François Couperin's L’Apothéose de Lully (1725) – described in the original French as a “Concert Instrumental” – is an intriguing work, effectively summing up the composer's artistic and aesthetic manifesto. Having justified his introduction to France of the Italianate trio-sonata form in L’Apothéose de Corelli the year before, and arguing for a unification of styles (Les goûts réunis), Couperin next sought to exalt the musical models set by Lully, as the paradigm of the French national style to be juxtaposed with the Italian.
In this lively sequence of dances and instrumental episodes, the allegorical narrative is preserved by prefacing each number with Stéphane Dégout’s declamation (in French) of its title or description. Couperin's musical eulogy, then, is more a linear progression rather than a synthesis, and under Jonathan Cohen’s direction the members of Arcangelo delineate the movements’ different characters beautifully.
Lully is first depicted performing music in the Elysian Fields, with a mournful, languishing pulse for the ‘Concertant avec les Ombres liriques’, which is then enlivened by the subsequent ‘Air’, its notated sequences of regular quavers correctly interpreted in a dotted rhythm as notes inégales in accordance with French taste. Lully is summoned to Mount Parnassus by Apollo, the god of music, which prompts the envious mutterings of the composer’s contemporaries in the Underworld. Arcangelo evocatively realises the icy shrillness of their plaints, expressed by Couperin in a sequence of trilled parallel chords which echo the cold people’s shivering in Lully’s opera Isis (which in turn was the inspiration for the depiction of the ‘Cold Genius’ in Purcell’s King Arthur).

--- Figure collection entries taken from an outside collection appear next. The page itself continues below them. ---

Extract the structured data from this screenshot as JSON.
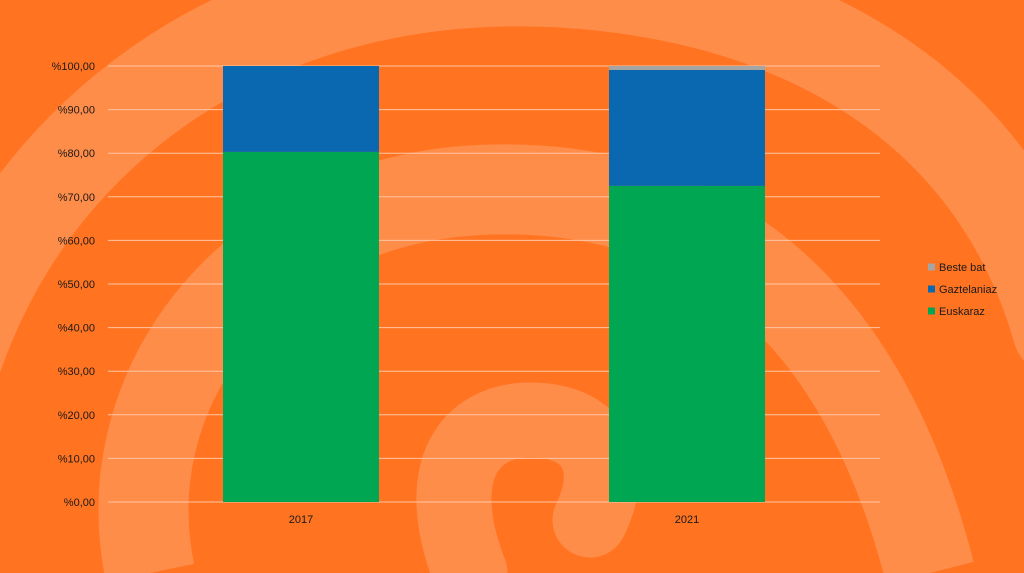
{
  "colors": {
    "background": "#ff7321",
    "swirl": "#ff8d4a",
    "gridline": "#ffc6a4",
    "euskaraz": "#00a651",
    "gaztelaniaz": "#0a68b0",
    "beste_bat": "#a5a5a5"
  },
  "chart_data": {
    "type": "bar",
    "stacked": true,
    "categories": [
      "2017",
      "2021"
    ],
    "series": [
      {
        "name": "Euskaraz",
        "values": [
          80.3,
          72.5
        ],
        "color": "#00a651"
      },
      {
        "name": "Gaztelaniaz",
        "values": [
          19.7,
          26.6
        ],
        "color": "#0a68b0"
      },
      {
        "name": "Beste bat",
        "values": [
          0.0,
          0.9
        ],
        "color": "#a5a5a5"
      }
    ],
    "y_ticks": [
      "%0,00",
      "%10,00",
      "%20,00",
      "%30,00",
      "%40,00",
      "%50,00",
      "%60,00",
      "%70,00",
      "%80,00",
      "%90,00",
      "%100,00"
    ],
    "ylim": [
      0,
      100
    ],
    "grid": true,
    "legend_position": "right",
    "legend_order": [
      "Beste bat",
      "Gaztelaniaz",
      "Euskaraz"
    ]
  }
}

Lully’s arrival in the Upper World is met by Corelli and the Italian muses, and although Arcangelo performs ‘Accueil entre-Doux et -Agard’ (Bittersweet Welcome) with solemnity, the musicians later articulate the quavers with an almost-caricatured Italianate style as detached notes of equal value, standing in opposition to the French manner. Apollo’s suggestion that the “perfection of music” could be attained by the union of styles occasions a clutch of pieces which integrate those two musical styles, including a final ‘Sonade en Trio’ (pointedly avoiding the Italian term, sonata), despatched with lithe sympathetic ease.
Despite Arcangelo’s poise and finesse throughout, there could be a greater effect of narrative direction and urgency overall across the whole in order to forge something more than an extended suite of instrumental dainties, and Jordi Savall’s 1985 recording probably retains the edge in that respect.
This Hyperion release perhaps misses a trick by not including Couperin’s homage to Corelli, but for the filler Arcangelo turns to a work of genuine religious ritual, one of Couperin's most-famous compositions, Leçons de ténèbres, which receives exemplary performances from Katherine Watson and Anna Dennis who provide finely controlled and sensuous singing – not least in the long lines they both sustain, solo and in duet in the third set. Their interpretations are expressive (using a French-style pronunciation of the Latin text, the latter and an English translation included in the booklet), particularly in the exquisitely elaborated melismas on the initial letters of each verse of the Biblical text (an acrostic poem in the Hebrew original), with Watson tending to cultivate a more yearning vibrato whereas Dennis sustains penetrating clarity.
However, they render the settings of the text of the Lamentations with directness, embellishing the notes tastefully and spontaneously whilst each part of the continuo adds subtle rhythmic ardour without unsettling the whole, least of all the more-percussive tones of the lute in Thomas Dunford’s skilful support. René Jacobs’s recording brings a touch more drama, but this from Arcangelo offers strong competition to William Christie’s version with Sophie Daneman and Patricia Petibon or that by Lucy Crowe and Elizabeth Watts with David Bates and La Nuova Musica.